In February, Senator Jon Tester (D-MT), emphatically and falsely told Montana Public Radio “Unfortunately, every logging sale in Montana right now is under litigation. Every one of them.”
Listeners, including Swan View Coalition, challenged Tester’s statement. The Washington Post investigated and found there to be 97 timber sales under contract in Montana’s national forests with only 14 of those being litigated and only 4 of those stopped by a court order! The Post awarded Tester “Four Pinocchios” and noted the Forest Service responded “Things should be litigated that need to be litigated. If there is something the Forest Service has missed, it is very healthy. We absolutely should be tested on that.”
Then politicians and the Forest Service went back to lying as though this never happened. Representative Ryan Zinke (R-MT) visited Essex on the border between Glacier National Park and the Flathead National Forest and claimed the summer’s wildfire smoke “is completely avoidable.” He went on to promote his Resilient Federal Forests Act, that would speed up federal logging and require citizens to post unaffordable bonds before suing the Forest Service to make it follow environmental laws. He then proposed that future Wilderness designations allow logging to reduce fires.
Such proposals fly in the face of federal studies like the Interior Columbia River Basin Ecosystem Management Project, which found roads and logging render ecosystems less resilient to natural disturbances like fire. Countless other studies find large trees, including fire-killed trees, are essential for fish and wildlife habitat.
Forest Service research shows that forest thinning within the last couple hundred feet of our homes and structures helps save them, not distant logging where fire helps renew natural ecosystems. This summer’s fire that burned the remote and abandoned Bunker Creek bridge shown here was started by lightening in an area burned in 2000.
We’ve supported thinning around the village of Swan Lake, the Spotted Bear Ranger Station, guest ranches, and trail-heads, but such thinning needs to be repeated often to remain effective.

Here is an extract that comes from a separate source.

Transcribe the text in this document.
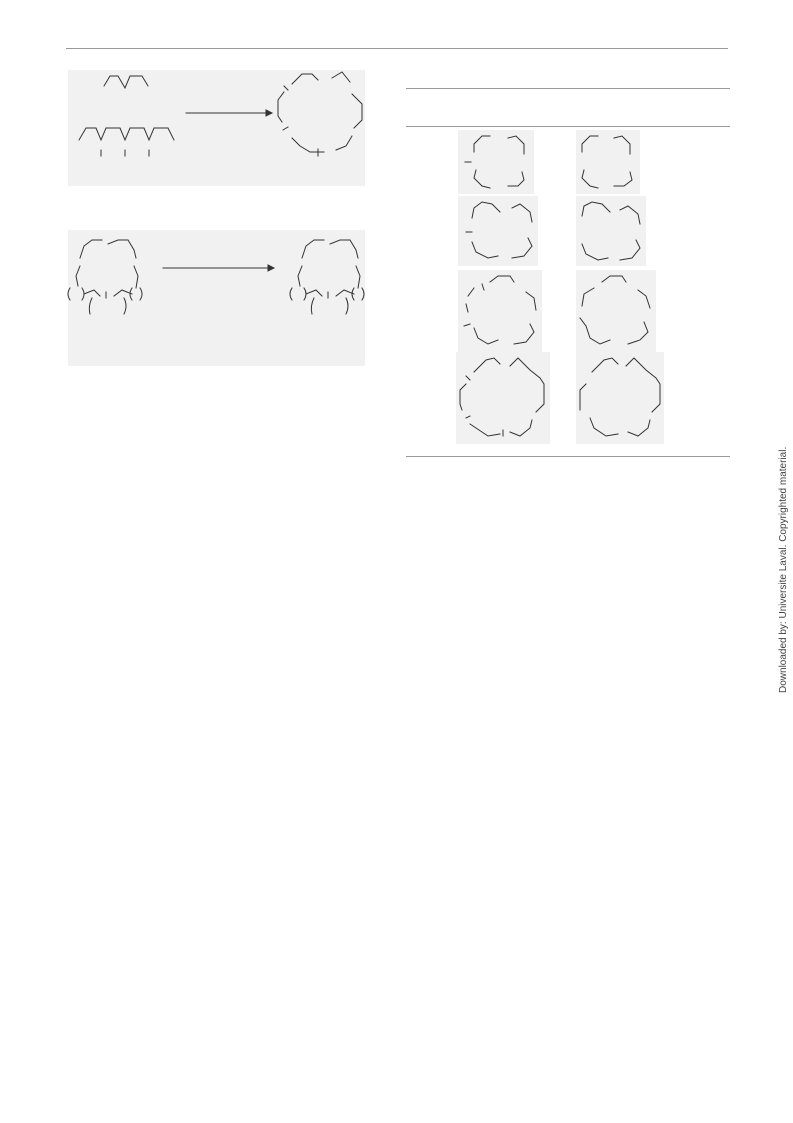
Downloaded by: Universite Laval. Copyrighted material.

Neither the American taxpayer nor our natural ecosystems can afford to apply such front-country logging to the distant backcountry.
As I write this article, Montana’s entire Congressional delegation has done an about-face and is urging the Forest Service to slow down and give loggers more time to log federal timber sale contracts in the face of a glutted timber market.
It’s also time to consider how backcountry logging, most often done at a taxpayer loss, is taking money and market demand away from the thinning that should instead be done adjacent to human homes and other structures.